Ninja420
Ninja420

Reputation: 3872

Reducing memory usage while making a trie/suffix tree in C++

I am trying to make a trie in c++, now what my basic data structure looks like is ..

struct node{
    int count; no of times this node has been visited.
    struct node* child[ALPHABET_SIZE]; // Let ALPHABET_SIZE be 26
}

When the string size gets large a lot of allocated memory is wasted. Like if we insert "he" Our tree would be

root---->h--->e
    |--->e

We see that at root only 2/26th of the memory allocated is being used. How to improve ??.

Upvotes: 4

Views: 3487

Answers (3)

ash
ash

Reputation: 21

Use adjacency list.

Rather than a tree, we can create a list of nodes.

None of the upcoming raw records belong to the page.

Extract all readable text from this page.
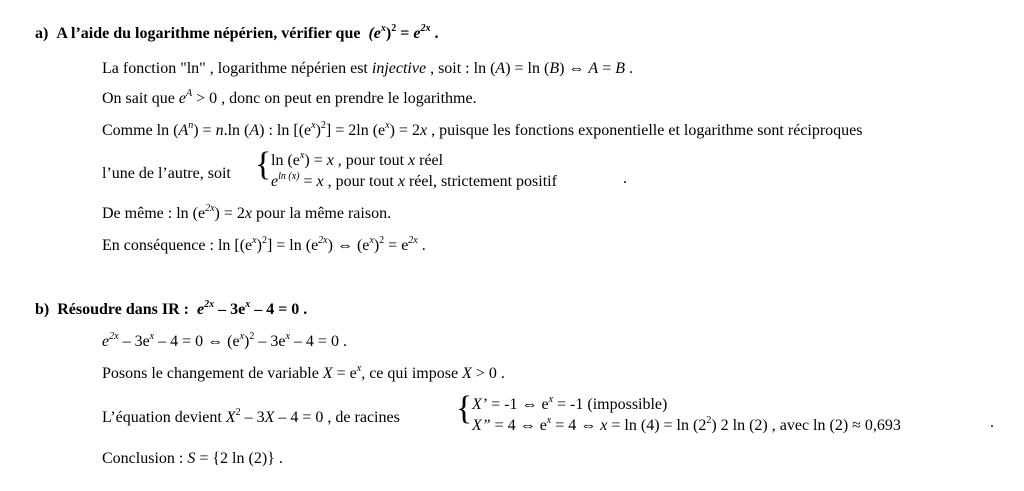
a) A l’aide du logarithme népérien, vérifier que $(e^x)^2 = e^{2x}$ .
La fonction "ln" , logarithme népérien est injective , soit : ln (A) = ln (B) ⇔ A = B .
On sait que $e^A > 0$ , donc on peut en prendre le logarithme.
Comme $\ln (A^n) = n.\ln$ (A) : $\ln [(e^x)^2] = 2\ln$ $(e^x) = 2x$ , puisque les fonctions exponentielle et logarithme sont réciproques
l’une de l’autre, soit { $\ln (e^x) = x$ , pour tout x réel
$e^{ln (x)} = x$ , pour tout x réel, strictement positif	.
De même : $\ln (e^{2x}) = 2x$ pour la même raison.
En conséquence : $\ln [(e^x)^2] = \ln (e^{2x})$ ⇔ $(e^x)^2 = e^{2x}$ .
b) Résoudre dans IR : $e^{2x} - 3e^x - 4 = 0$ .
$e^{2x} - 3e^x - 4 = 0$ ⇔ $(e^x)^2 - 3e^x - 4 = 0$ .
Posons le changement de variable $X = e^x$, ce qui impose X > 0 .
L’équation devient $X^2 - 3X - 4 = 0$ , de racines { X’ = -1 ⇔ $e^x = -1$ (impossible)
X” = 4 ⇔ $e^x = 4$ ⇔ $x = \ln (4) = \ln (2^2)$ 2 ln (2) , avec ln (2) ≈ 0,693	.
Conclusion : S = {2 ln (2)} .
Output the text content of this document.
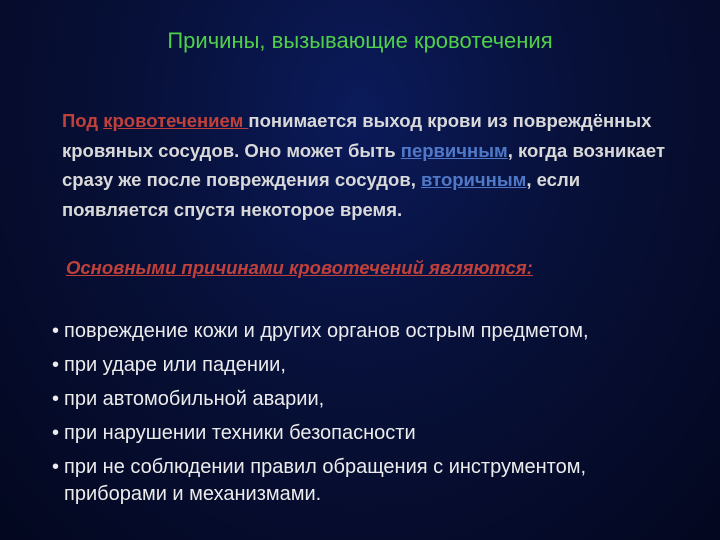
Причины, вызывающие кровотечения
Под кровотечением понимается выход крови из повреждённых кровяных сосудов. Оно может быть первичным, когда возникает сразу же после повреждения сосудов, вторичным, если появляется спустя некоторое время.
Основными причинами кровотечений являются:
• повреждение кожи и других органов острым предметом,
• при ударе или падении,
• при автомобильной аварии,
• при нарушении техники безопасности
• при не соблюдении правил обращения с инструментом, приборами и механизмами.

A node will be dictionaries, each having "current value" (the alphabet) and "next state" (list of indices of the child nodes). We can add other required attributes in the node.

In your case: The list will be -

[{"value":"", "next_state":[1 ]}, {"value":"h", "next_state":[2]}, {"value":"e", "next_state":[ ]}]

Now say, we add "his". The list will be updated to :

[{"value":"", "next_state": [1 ]}, {"value": "h", "next_state": [2 , 3]}, {"value":"e", "next_state":[ ]}, {"value":"i", "next_state":[4]}, {"value":"s", "next_state":[ ]},]

Notice, the next_state of node in index-1. We have two child nodes - "e" and "i".

It's very efficient and easy to implement. However, the trie operations will be considerably slower.

Upvotes: 0

stan0
stan0

Reputation: 11807

Instead of creating a fixed size array for each node, create an array with 1 element and resize it (replace it with a new array with size+1) when you insert a child. Inserting would be slower so you might test and change the resizing algorithm (size+1 or size*2 or size + size/2) so that there are fewer allocations if it gets too slow.

Upvotes: 0

Michael Goldshteyn
Michael Goldshteyn

Reputation: 74390

Some very basic advice:

  1. If your branching factor is predicted to be low, consider using something other than an array for the children. For example, you can have an array of letter to node* pairs and either do a linear or a binary search on them (if they are ordered). You can also use a map of some sort.
  2. You can also play with smaller integer sizes for the count, if you don't expect counts in the millions/billions.
  3. Instead of dynamically allocating nodes, you can get them from an arena based allocator (i.e., object pool), avoiding the heap allocation overhead that is often added to objects allocated on the heap.